Elle balbutia des excuses, pataugea un instant dans une phrase embrouillée, puis tout à coup, rassembla son courage, comme un général acculé à sa dernière réserve :

— Ma tante, je voudrais vous parler de choses très sérieuses.

— Moi aussi, justement. Et d’abord, où avez-vous passé l’après-midi ?

— Chez Nicole André, murmura Christiane d’une voix mal assurée.

— Je m’en doutais. Vous savez que cette jeune fille a mauvaise réputation. Ses allures garçonnières, sa familiarité avec des jeunes gens aussi délurés qu’elle, la font passer pour ce qu’elle n’est peut-être pas, mais qu’elle deviendra certainement si elle continue.

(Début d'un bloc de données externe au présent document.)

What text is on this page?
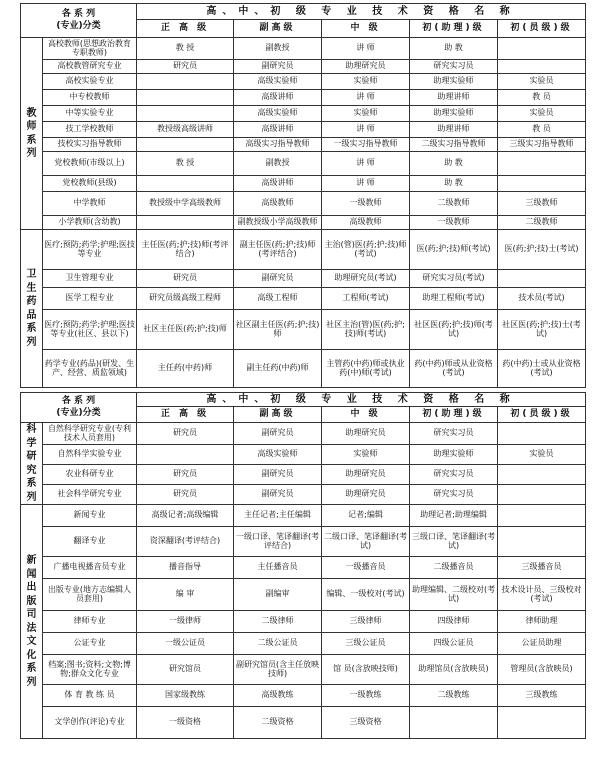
各 系 列
(专业)分类		高、中、初 级 专 业 技 术 资 格 名 称				
		正 高 级	副高级	中 级	初(助理)级	初(员级)级
教师系列	高校教师(思想政治教育专职教师)	教 授	副教授	讲 师	助 教	
	高校教管研究专业	研究员	副研究员	助理研究员	研究实习员	
	高校实验专业		高级实验师	实验师	助理实验师	实验员
	中专校教师		高级讲师	讲 师	助理讲师	教 员
	中等实验专业		高级实验师	实验师	助理实验师	实验员
	技工学校教师	教授级高级讲师	高级讲师	讲 师	助理讲师	教 员
	技校实习指导教师		高级实习指导教师	一级实习指导教师	二级实习指导教师	三级实习指导教师
	党校教师(市级以上)	教 授	副教授	讲 师	助 教	
	党校教师(县级)		高级讲师	讲 师	助 教	
	中学教师	教授级中学高级教师	高级教师	一级教师	二级教师	三级教师
	小学教师(含幼教)		副教授级小学高级教师	高级教师	一级教师	二级教师
卫生药品系列	医疗;预防;药学;护理;医技等专业	主任医(药;护;技)师(考评结合)	副主任医(药;护;技)师(考评结合)	主治(管)医(药;护;技)师(考试)	医(药;护;技)师(考试)	医(药;护;技)士(考试)
	卫生管理专业	研究员	副研究员	助理研究员(考试)	研究实习员(考试)	
	医学工程专业	研究员级高级工程师	高级工程师	工程师(考试)	助理工程师(考试)	技术员(考试)
	医疗;预防;药学;护理;医技等专业(社区、县以下)	社区主任医(药;护;技)师	社区副主任医(药;护;技)师	社区主治(管)医(药;护;技)师(考试)	社区医(药;护;技)师(考试)	社区医(药;护;技)士(考试)
	药学专业(药品)(研发、生产、经营、质监领域)	主任药(中药)师	副主任药(中药)师	主管药(中药)师或执业药(中)师(考试)	药(中药)师或从业资格(考试)	药(中药)士或从业资格(考试)
各 系 列
(专业)分类		高、中、初 级 专 业 技 术 资 格 名 称				
		正 高 级	副高级	中 级	初(助理)级	初(员级)级
科学研究系列	自然科学研究专业(专利技术人员套用)	研究员	副研究员	助理研究员	研究实习员	
	自然科学实验专业		高级实验师	实验师	助理实验师	实验员
	农业科研专业	研究员	副研究员	助理研究员	研究实习员	
	社会科学研究专业	研究员	副研究员	助理研究员	研究实习员	
新闻出版司法文化系列	新闻专业	高级记者;高级编辑	主任记者;主任编辑	记者;编辑	助理记者;助理编辑	
	翻译专业	资深翻译(考评结合)	一级口译、笔译翻译(考评结合)	二级口译、笔译翻译(考试)	三级口译、笔译翻译(考试)	
	广播电视播音员专业	播音指导	主任播音员	一级播音员	二级播音员	三级播音员
	出版专业(地方志编辑人员套用)	编 审	副编审	编辑、一级校对(考试)	助理编辑、二级校对(考试)	技术设计员、三级校对(考试)
	律师专业	一级律师	二级律师	三级律师	四级律师	律师助理
	公证专业	一级公证员	二级公证员	三级公证员	四级公证员	公证员助理
	档案;图书;资料;文物;博物;群众文化专业	研究馆员	副研究馆员(含主任放映技师)	馆 员(含放映技师)	助理馆员(含放映员)	管理员(含放映员)
	体 育 教 练 员	国家级教练	高级教练	一级教练	二级教练	三级教练
	文学创作(评论)专业	一级资格	二级资格	三级资格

— Que vous êtes injuste, ma tante ! Nicole est la fille la plus saine, la plus droite que je connaisse. Elle a une santé exubérante, elle est très sportive, avec qui voulez-vous qu’elle fasse de la bicyclette ou du tennis, sinon avec des partenaires solides ? Elle traite ces petits jeunes gens comme de grands gosses, et du moment que ses frères sont mobilisés…

— Ah ! ah ! nous y venons ! Un des « frères mobilisés » n’a pas eu de chance, poursuivit la voix cinglante. Dès le premier mois de la guerre, il a été blessé et l’on a dû l’amputer du bras droit. Ma nièce, enthousiaste et généreuse, s’est éprise du glorieux mutilé…

Cette fois, Christiane bondit. Elle aussi pouvait être mauvaise à l’occasion :

— Que voulez-vous, ma tante, tout le monde ne peut pas être embusqué ! La présence au front d’un tas de pauvres gens qui n’ont pas su se débrouiller, justifie les petites sinécures comme… celle de mon cousin, par exemple.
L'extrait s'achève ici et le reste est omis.